There is lots to love about Lisbon: the constant surprise of steep elevation in the streets; the vintage trams that people run up to and jump on the doorway, holding on for a couple streets before jumping off again; the local markets that overflow with fresh seafood (we bought two large pieces of tuna belly for 5 eu), veggies, and bouquets of herbs (we bought a huge bag sized bundle of mint for 1 eu); the local boutiques that offer bespoke clothing; the waterfront that features cheap and quick service to the points along the river (1.20 eu and service every 10 mins); the restoration of buildings–a local shop has a baroque interior original to the building; the people walk slowly, sit in public squares without food or coffee and chat with friends, and they are kind and helpful and interject when waiters don’t quite understand why you don’t want bread and slowly pronounce the Portuguese word for lupini beans; and generally, it feels very relaxed. Lisbon has its own elegance that does not need comparisons to other European cities (I loathe it when cities are compared to Paris, as if Paris is only elegant European capital).
This character from Wim Wender’s A Lisbon Story moves through some of the sounds of Lisbon:
Yesterday we took the ferry across to Almada. It was a quick 10 minute voyage that offered a beautiful view of the city. We walked through abandoned warehouses, took an elevator up the side of the rock, visited an art gallery, and took a short pilgrimage to visit Christo Rei. The temperature was at least 35 celsius yesterday, and so the uphill walk was gruelling. The visit to the top of the structure was well worth it. After the walk we were both ready for dinner on the shoreline at Porto Final. The slow service gave us time to rehydrate and relax, and enjoy the view of the sun moving across the surface of the water.

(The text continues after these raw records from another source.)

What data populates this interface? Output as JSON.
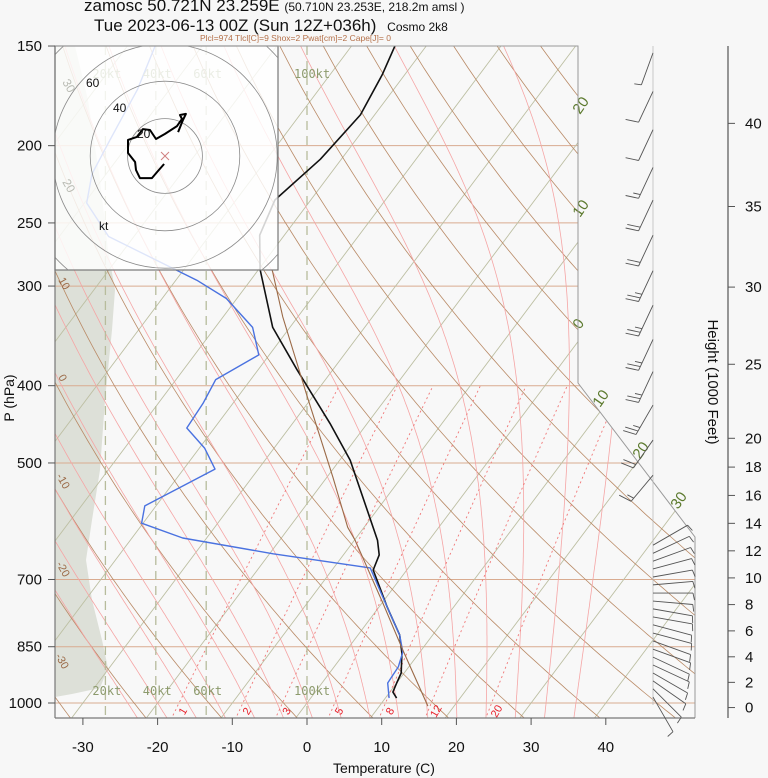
{
  "header": {
    "station": "zamosc 50.721N 23.259E",
    "location_detail": "(50.710N 23.253E, 218.2m amsl )",
    "valid_time": "Tue 2023-06-13 00Z (Sun 12Z+036h)",
    "model": "Cosmo 2k8",
    "indices": "Plcl=974 Tlcl[C]=9 Shox=2 Pwat[cm]=2 Cape[J]= 0"
  },
  "chart_data": {
    "type": "line",
    "title": "zamosc 50.721N 23.259E  Tue 2023-06-13 00Z (Sun 12Z+036h)",
    "xlabel": "Temperature (C)",
    "ylabel": "P (hPa)",
    "y2label": "Height (1000 Feet)",
    "xlim": [
      -33.7,
      36.4
    ],
    "ylim": [
      1050,
      150
    ],
    "x_ticks": [
      "-30",
      "-20",
      "-10",
      "0",
      "10",
      "20",
      "30",
      "40"
    ],
    "x_tick_values": [
      -30,
      -20,
      -10,
      0,
      10,
      20,
      30,
      40
    ],
    "y_ticks": [
      "150",
      "200",
      "250",
      "300",
      "400",
      "500",
      "700",
      "850",
      "1000"
    ],
    "y_tick_values": [
      150,
      200,
      250,
      300,
      400,
      500,
      700,
      850,
      1000
    ],
    "height_ticks": [
      "0",
      "2",
      "4",
      "6",
      "8",
      "10",
      "12",
      "14",
      "16",
      "18",
      "20",
      "25",
      "30",
      "35",
      "40"
    ],
    "height_tick_values_kft": [
      0,
      2,
      4,
      6,
      8,
      10,
      12,
      14,
      16,
      18,
      20,
      25,
      30,
      35,
      40
    ],
    "isobars_hpa": [
      150,
      200,
      250,
      300,
      400,
      500,
      700,
      850,
      1000
    ],
    "isotherm_labels": [
      "20",
      "10",
      "0",
      "10",
      "20",
      "30"
    ],
    "adiabat_labels": [
      "10",
      "0",
      "-10",
      "-20",
      "-30"
    ],
    "shaded_labels": [
      "30",
      "20"
    ],
    "mixing_ratio_gkg": [
      1,
      2,
      3,
      5,
      8,
      12,
      20
    ],
    "mixing_ratio_labels": [
      "1",
      "2",
      "3",
      "5",
      "8",
      "12",
      "20"
    ],
    "speed_scale_kt": [
      20,
      40,
      60,
      100
    ],
    "speed_scale_labels": [
      "20kt",
      "40kt",
      "60kt",
      "100kt"
    ],
    "series": [
      {
        "name": "temperature",
        "color": "#111111",
        "pressure": [
          986,
          969,
          944,
          917,
          866,
          822,
          758,
          681,
          652,
          625,
          496,
          446,
          382,
          338,
          286,
          259,
          234,
          208,
          183,
          163,
          150
        ],
        "values": [
          11.5,
          10.4,
          10.0,
          9.6,
          7.7,
          5.6,
          1.1,
          -4.5,
          -5.2,
          -6.9,
          -18.6,
          -25.0,
          -34.8,
          -42.3,
          -49.8,
          -53.3,
          -54.8,
          -52.8,
          -51.9,
          -53.0,
          -54.2
        ]
      },
      {
        "name": "dewpoint",
        "color": "#4a72e0",
        "pressure": [
          986,
          944,
          901,
          863,
          822,
          758,
          677,
          650,
          621,
          595,
          566,
          509,
          479,
          452,
          421,
          393,
          366,
          338,
          311,
          295,
          260,
          236,
          217,
          197,
          170,
          150
        ],
        "values": [
          10.5,
          8.8,
          8.6,
          7.7,
          5.6,
          1.1,
          -5.1,
          -19.5,
          -33.2,
          -40.2,
          -41.5,
          -35.8,
          -39.3,
          -43.7,
          -44.0,
          -44.7,
          -41.4,
          -45.0,
          -51.4,
          -57.2,
          -73.4,
          -79.7,
          -81.9,
          -82.9,
          -84.3,
          -86.3
        ]
      },
      {
        "name": "parcel",
        "color": "#9b6a47",
        "pressure": [
          1009,
          858,
          749,
          625,
          602,
          521,
          413,
          328,
          286
        ],
        "values": [
          16.5,
          7.5,
          0.1,
          -9.9,
          -12.2,
          -19.2,
          -30.7,
          -42.0,
          -48.2
        ]
      }
    ],
    "hodograph": {
      "ring_labels": [
        "20",
        "40",
        "60"
      ],
      "ring_values_kt": [
        20,
        40,
        60,
        80
      ],
      "unit_label": "kt",
      "u_kt": [
        -0.5,
        -4.3,
        -7.0,
        -13.4,
        -15.5,
        -16.0,
        -19.8,
        -19.8,
        -15.0,
        -11.8,
        -8.0,
        -4.8,
        0,
        6.4,
        9.1,
        8.0,
        11.2,
        9.6,
        7.0
      ],
      "v_kt": [
        -4.3,
        -8.6,
        -11.8,
        -11.8,
        -7.5,
        -3.2,
        1.6,
        8.6,
        10.2,
        14.4,
        13.9,
        9.1,
        11.8,
        16.0,
        19.8,
        21.9,
        22.5,
        19.3,
        12.8
      ]
    },
    "winds": {
      "pressure": [
        153,
        171,
        191,
        213,
        234,
        259,
        287,
        317,
        350,
        384,
        423,
        468,
        518,
        634,
        649,
        664,
        679,
        695,
        711,
        728,
        745,
        762,
        780,
        798,
        817,
        836,
        856,
        876,
        896,
        917,
        938,
        960,
        983
      ],
      "direction_deg": [
        200,
        205,
        205,
        205,
        205,
        205,
        205,
        205,
        205,
        205,
        210,
        215,
        220,
        60,
        65,
        70,
        75,
        80,
        85,
        90,
        95,
        100,
        100,
        105,
        105,
        110,
        110,
        115,
        115,
        120,
        125,
        135,
        150
      ],
      "speed_kt": [
        5,
        10,
        10,
        15,
        20,
        20,
        25,
        25,
        25,
        25,
        25,
        20,
        15,
        5,
        5,
        5,
        5,
        5,
        5,
        5,
        5,
        5,
        5,
        5,
        5,
        5,
        5,
        5,
        5,
        5,
        5,
        5,
        5
      ]
    }
  }
}
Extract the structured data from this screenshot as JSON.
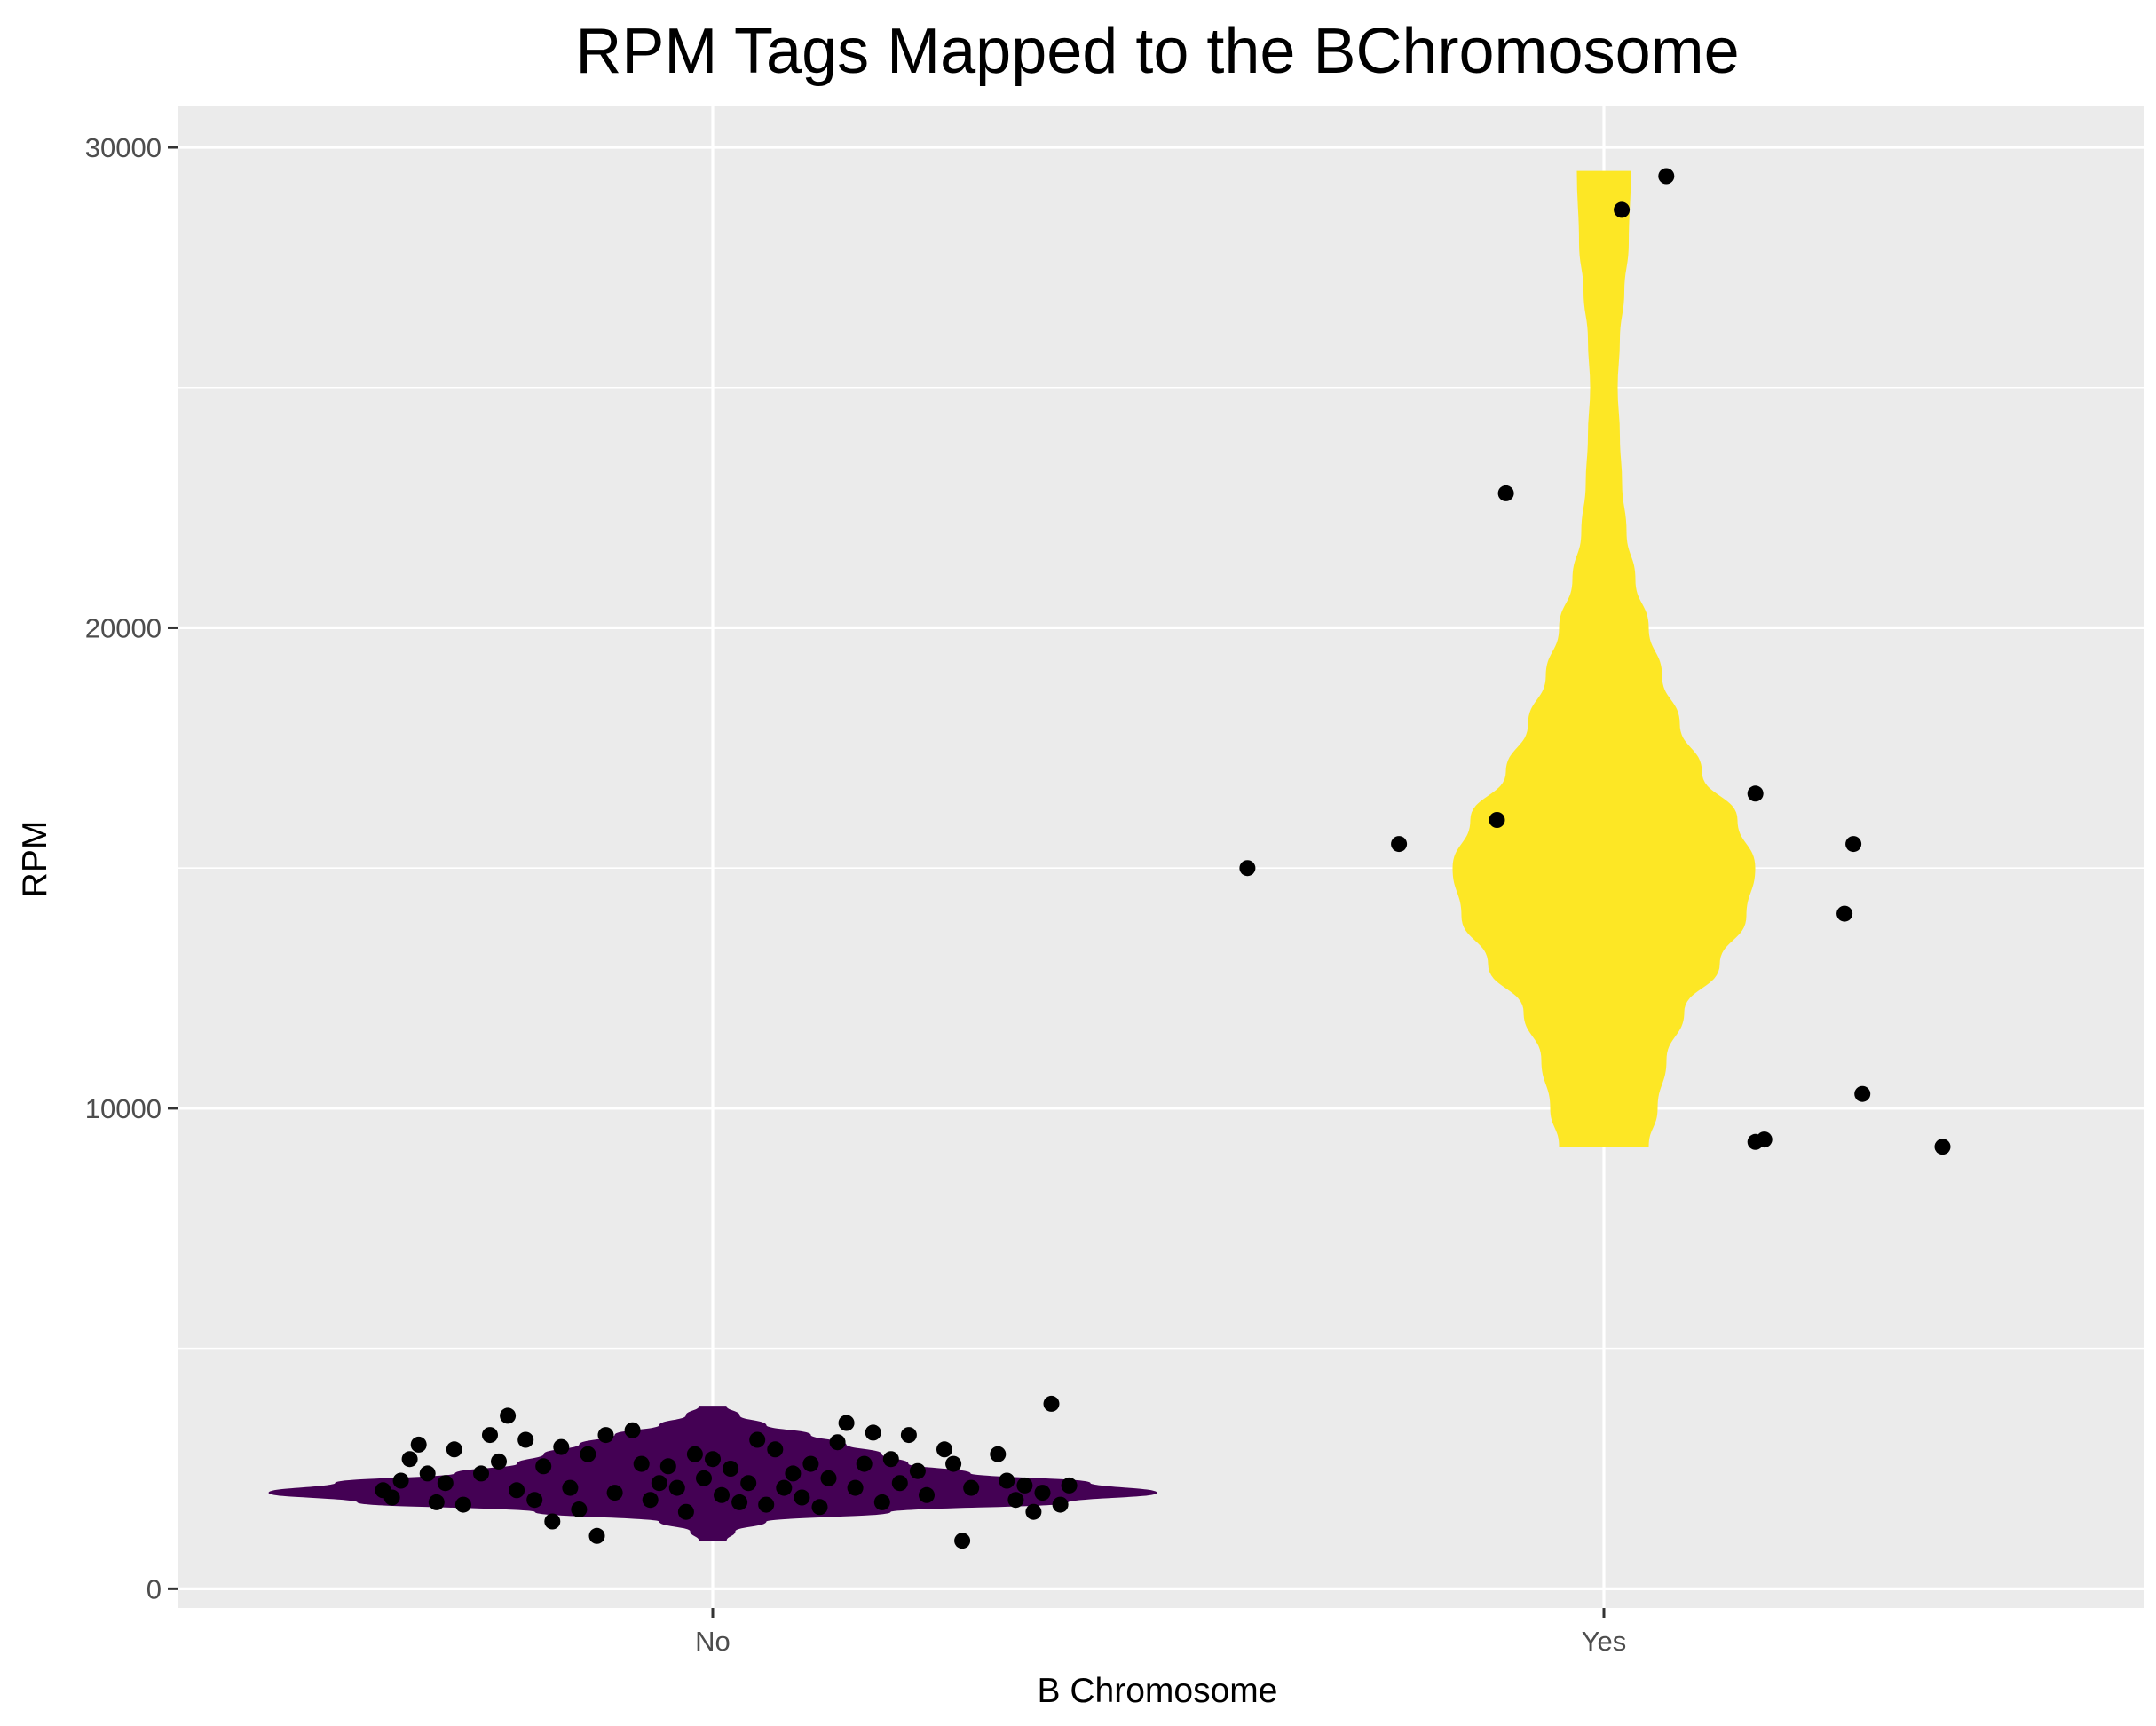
{
  "chart_data": {
    "type": "violin",
    "title": "RPM Tags Mapped to the BChromosome",
    "xlabel": "B Chromosome",
    "ylabel": "RPM",
    "categories": [
      "No",
      "Yes"
    ],
    "yticks": [
      0,
      10000,
      20000,
      30000
    ],
    "ytick_labels": [
      "0",
      "10000",
      "20000",
      "30000"
    ],
    "ylim": [
      -400,
      30850
    ],
    "grid": true,
    "legend": "none",
    "colors": {
      "panel": "#ebebeb",
      "grid": "#ffffff",
      "tick": "#333333",
      "point": "#000000",
      "No": "#440154",
      "Yes": "#fde725"
    },
    "violins": [
      {
        "category": "No",
        "color": "#440154",
        "profile": [
          [
            1000,
            0.03
          ],
          [
            1200,
            0.05
          ],
          [
            1400,
            0.12
          ],
          [
            1600,
            0.4
          ],
          [
            1800,
            0.8
          ],
          [
            2000,
            1.0
          ],
          [
            2200,
            0.85
          ],
          [
            2400,
            0.58
          ],
          [
            2600,
            0.44
          ],
          [
            2800,
            0.38
          ],
          [
            3000,
            0.3
          ],
          [
            3200,
            0.22
          ],
          [
            3400,
            0.12
          ],
          [
            3600,
            0.06
          ],
          [
            3800,
            0.03
          ]
        ]
      },
      {
        "category": "Yes",
        "color": "#fde725",
        "profile": [
          [
            9200,
            0.1
          ],
          [
            10000,
            0.12
          ],
          [
            11000,
            0.14
          ],
          [
            12000,
            0.18
          ],
          [
            13000,
            0.26
          ],
          [
            14000,
            0.32
          ],
          [
            15000,
            0.34
          ],
          [
            16000,
            0.3
          ],
          [
            17000,
            0.22
          ],
          [
            18000,
            0.17
          ],
          [
            19000,
            0.13
          ],
          [
            20000,
            0.1
          ],
          [
            21000,
            0.07
          ],
          [
            22000,
            0.05
          ],
          [
            23000,
            0.04
          ],
          [
            24000,
            0.035
          ],
          [
            25000,
            0.03
          ],
          [
            26000,
            0.035
          ],
          [
            27000,
            0.045
          ],
          [
            28000,
            0.055
          ],
          [
            29500,
            0.06
          ]
        ]
      }
    ],
    "points": [
      {
        "x": 0.63,
        "y": 2050
      },
      {
        "x": 0.64,
        "y": 1900
      },
      {
        "x": 0.65,
        "y": 2250
      },
      {
        "x": 0.66,
        "y": 2700
      },
      {
        "x": 0.67,
        "y": 3000
      },
      {
        "x": 0.68,
        "y": 2400
      },
      {
        "x": 0.69,
        "y": 1800
      },
      {
        "x": 0.7,
        "y": 2200
      },
      {
        "x": 0.71,
        "y": 2900
      },
      {
        "x": 0.72,
        "y": 1750
      },
      {
        "x": 0.74,
        "y": 2400
      },
      {
        "x": 0.75,
        "y": 3200
      },
      {
        "x": 0.76,
        "y": 2650
      },
      {
        "x": 0.77,
        "y": 3600
      },
      {
        "x": 0.78,
        "y": 2050
      },
      {
        "x": 0.79,
        "y": 3100
      },
      {
        "x": 0.8,
        "y": 1850
      },
      {
        "x": 0.81,
        "y": 2550
      },
      {
        "x": 0.82,
        "y": 1400
      },
      {
        "x": 0.83,
        "y": 2950
      },
      {
        "x": 0.84,
        "y": 2100
      },
      {
        "x": 0.85,
        "y": 1650
      },
      {
        "x": 0.86,
        "y": 2800
      },
      {
        "x": 0.87,
        "y": 1100
      },
      {
        "x": 0.88,
        "y": 3200
      },
      {
        "x": 0.89,
        "y": 2000
      },
      {
        "x": 0.91,
        "y": 3300
      },
      {
        "x": 0.92,
        "y": 2600
      },
      {
        "x": 0.93,
        "y": 1850
      },
      {
        "x": 0.94,
        "y": 2200
      },
      {
        "x": 0.95,
        "y": 2550
      },
      {
        "x": 0.96,
        "y": 2100
      },
      {
        "x": 0.97,
        "y": 1600
      },
      {
        "x": 0.98,
        "y": 2800
      },
      {
        "x": 0.99,
        "y": 2300
      },
      {
        "x": 1.0,
        "y": 2700
      },
      {
        "x": 1.01,
        "y": 1950
      },
      {
        "x": 1.02,
        "y": 2500
      },
      {
        "x": 1.03,
        "y": 1800
      },
      {
        "x": 1.04,
        "y": 2200
      },
      {
        "x": 1.05,
        "y": 3100
      },
      {
        "x": 1.06,
        "y": 1750
      },
      {
        "x": 1.07,
        "y": 2900
      },
      {
        "x": 1.08,
        "y": 2100
      },
      {
        "x": 1.09,
        "y": 2400
      },
      {
        "x": 1.1,
        "y": 1900
      },
      {
        "x": 1.11,
        "y": 2600
      },
      {
        "x": 1.12,
        "y": 1700
      },
      {
        "x": 1.13,
        "y": 2300
      },
      {
        "x": 1.14,
        "y": 3050
      },
      {
        "x": 1.15,
        "y": 3450
      },
      {
        "x": 1.16,
        "y": 2100
      },
      {
        "x": 1.17,
        "y": 2600
      },
      {
        "x": 1.18,
        "y": 3250
      },
      {
        "x": 1.19,
        "y": 1800
      },
      {
        "x": 1.2,
        "y": 2700
      },
      {
        "x": 1.21,
        "y": 2200
      },
      {
        "x": 1.22,
        "y": 3200
      },
      {
        "x": 1.23,
        "y": 2450
      },
      {
        "x": 1.24,
        "y": 1950
      },
      {
        "x": 1.26,
        "y": 2900
      },
      {
        "x": 1.27,
        "y": 2600
      },
      {
        "x": 1.28,
        "y": 1000
      },
      {
        "x": 1.29,
        "y": 2100
      },
      {
        "x": 1.32,
        "y": 2800
      },
      {
        "x": 1.33,
        "y": 2250
      },
      {
        "x": 1.34,
        "y": 1850
      },
      {
        "x": 1.35,
        "y": 2150
      },
      {
        "x": 1.36,
        "y": 1600
      },
      {
        "x": 1.37,
        "y": 2000
      },
      {
        "x": 1.38,
        "y": 3850
      },
      {
        "x": 1.39,
        "y": 1750
      },
      {
        "x": 1.4,
        "y": 2150
      },
      {
        "x": 1.6,
        "y": 15000
      },
      {
        "x": 1.77,
        "y": 15500
      },
      {
        "x": 1.88,
        "y": 16000
      },
      {
        "x": 1.89,
        "y": 22800
      },
      {
        "x": 2.02,
        "y": 28700
      },
      {
        "x": 2.07,
        "y": 29400
      },
      {
        "x": 2.17,
        "y": 16550
      },
      {
        "x": 2.17,
        "y": 9300
      },
      {
        "x": 2.18,
        "y": 9350
      },
      {
        "x": 2.27,
        "y": 14050
      },
      {
        "x": 2.28,
        "y": 15500
      },
      {
        "x": 2.29,
        "y": 10300
      },
      {
        "x": 2.38,
        "y": 9200
      }
    ]
  }
}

Our Lisbon apartment is located in the old town, and it just might be our favourite rental yet! Which is super as we’ve spent a lot of time indoors because I’ve been feeling sick. Being sick on vacation is the worst. I remembered Bri of DesignLoveFest’s experience of being ill on vacation. I guess sick happens.
Our neighbourhood is wonderful. At the end of our steep, narrow, and pedestrian only street is a restaurant called Zapata. Zapata has a tiny window full of seafood: barnacles, octopus, squid, clams, etc. The service is a little slow, but the portion size and the price is amazing.
About a block away is lovely Italian ice cream, Nannarella, that has a basil ice cream, cream ice cream, and a milk flavoured ice cream in addition to vanilla. Cream or nata flavour seems to be very popular.